Panie /Pani Dogu
Czarnas ma absolutna racje, a Ty wogole nie masz pojecia o czym ona napisala. Bardzo czesto zdarza sie, ze problem z zajsciem w ciaze nie lezy w fizycznym aspekcie ale psychicznym. Im wiecej para stara sie o dziecko, , oblicza, przelicza tym ciezej o efekty .

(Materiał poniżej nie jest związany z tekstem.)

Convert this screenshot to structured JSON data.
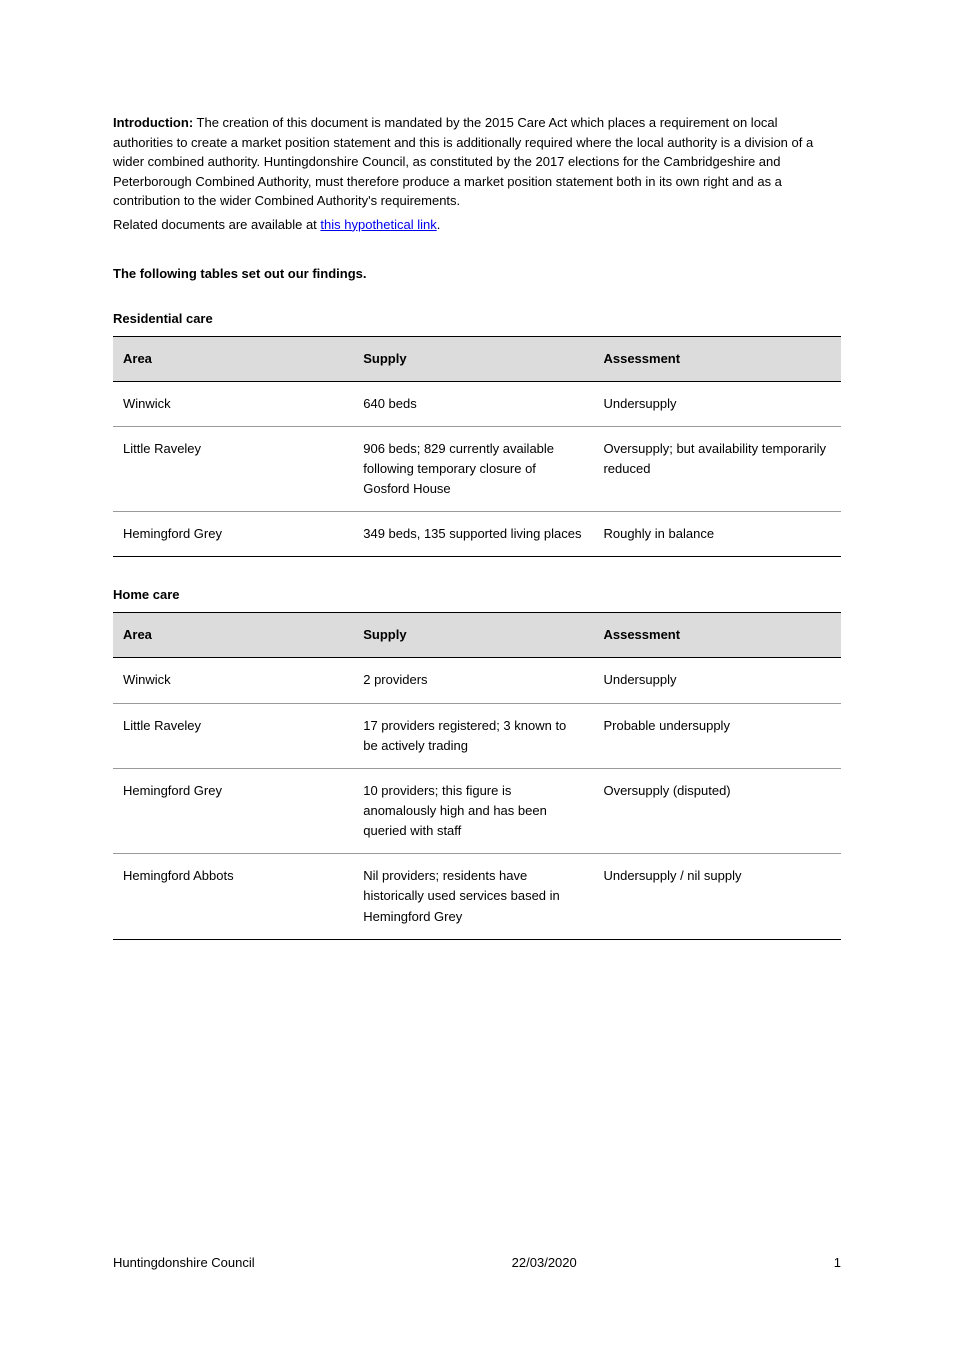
{
  "header": {
    "intro_title": "Introduction:",
    "intro_text": "The creation of this document is mandated by the 2015 Care Act which places a requirement on local authorities to create a market position statement and this is additionally required where the local authority is a division of a wider combined authority. Huntingdonshire Council, as constituted by the 2017 elections for the Cambridgeshire and Peterborough Combined Authority, must therefore produce a market position statement both in its own right and as a contribution to the wider Combined Authority's requirements.",
    "related_prefix": "Related documents are available at ",
    "related_link_text": "this hypothetical link",
    "related_suffix": "."
  },
  "subheadings": {
    "summary_caption": "The following tables set out our findings.",
    "residential": "Residential care",
    "home_care": "Home care"
  },
  "tables": {
    "header": [
      "Area",
      "Supply",
      "Assessment"
    ],
    "residential": [
      [
        "Winwick",
        "640 beds",
        "Undersupply"
      ],
      [
        "Little Raveley",
        "906 beds; 829 currently available following temporary closure of Gosford House",
        "Oversupply; but availability temporarily reduced"
      ],
      [
        "Hemingford Grey",
        "349 beds, 135 supported living places",
        "Roughly in balance"
      ]
    ],
    "home_care": [
      [
        "Winwick",
        "2 providers",
        "Undersupply"
      ],
      [
        "Little Raveley",
        "17 providers registered; 3 known to be actively trading",
        "Probable undersupply"
      ],
      [
        "Hemingford Grey",
        "10 providers; this figure is anomalously high and has been queried with staff",
        "Oversupply (disputed)"
      ],
      [
        "Hemingford Abbots",
        "Nil providers; residents have historically used services based in Hemingford Grey",
        "Undersupply / nil supply"
      ]
    ]
  },
  "footer": {
    "left": "Huntingdonshire Council",
    "center": "22/03/2020",
    "right": "1"
  }
}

Poza tym problem moze byc spowodowany stresem. Jakby nie bylo jestesmy tu z daleka od domu, bliskich, rodziny i znajomych, dochodzi problem zamieszkania i pracy. Czesto myslimy o tym czy damy rade, czy czasem jutro nie stracimy pracy, domu i co wtedy, bo nie mamy na kogo liczyc w obcym kraju. Takze sama desperacka chec posiadania potomka, wplyw rodziny, ktora czesto wypytuje kiedy bedzie dziecko oraz widok innych matek ze swoimi pociechami czesto doprowadza do tej bariery psychicznej.

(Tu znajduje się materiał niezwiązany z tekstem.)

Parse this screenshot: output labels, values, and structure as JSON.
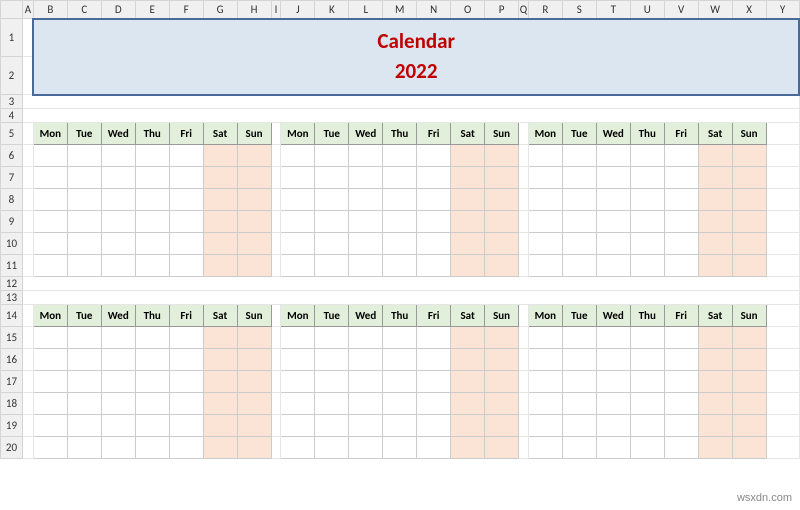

Dobrym rozwiazaniem w takiej sytuacji jest "odpuszczenie" sobie na jakis czas, mala przerwa, takie wylaczenie sie od myslenia o potomku moze cos zmienic. Poza tym bardzo wazne jest wsparcie ze strony partnera, poczucie za to nie kobieta jest "winna" bo czesto problem lezy po drugiej stronie.
Do kolezanki pytajacej
Moze na poczatek sprobujcie sie troszke odstresowac, moze jakies wakacje pozwalajace zrelaksowac sie, wyrwac z szarosci dnia i na chwile zapomniec o problemie. Do tego mila romantyczna kolacja i spacer wieczorem na plazy zakonczony malym bzyk bzyk
A tak od strony medycznej to najlepiej udac sie do GP i przedstawic problem. Szukanie ginekologa prywatnie to dosc kosztowana inwestycja
(£100 podstawowa wizyta), poza tym bez badan sie nie obedzie wiec po co przeplacac. Musicie zbadac sie oboje z patrnerem, zeby zawezic "krag poszukiwan".

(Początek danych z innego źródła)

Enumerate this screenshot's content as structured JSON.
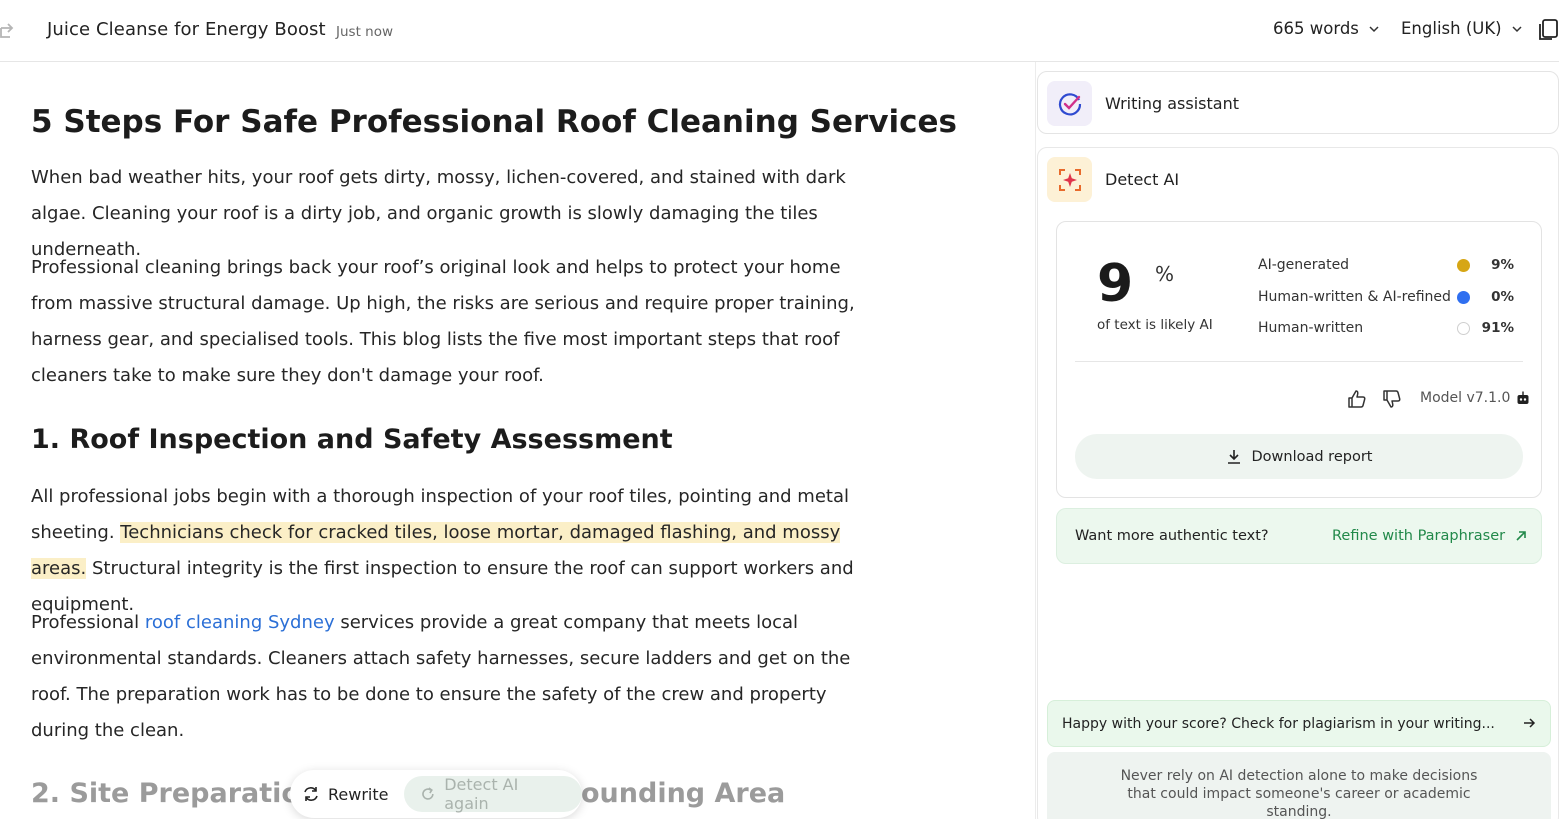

Naprawde nie czekaj zglos sie do GP, sprobuj najpierw od tej strony, dopiero potem ewentualnie dzialaj prywatnie.
Poza tym w ramach pocieszenia, to ze rok probujecie wcale nie znaczy, ze ktores z Was jest bezplodne, moze poprostu jestes na cos chora o czym niekoniecznie musisz wiedziec, np. chlamydia jest choroba bezobjawowa, noszona czasem bardzo dlugo, ktora utrudnia zajscie w ciaze a w ostatecznosci nieleczona doprowadza do bezplodnosci.
Idz szybciutko do lekarza i glowa do gory.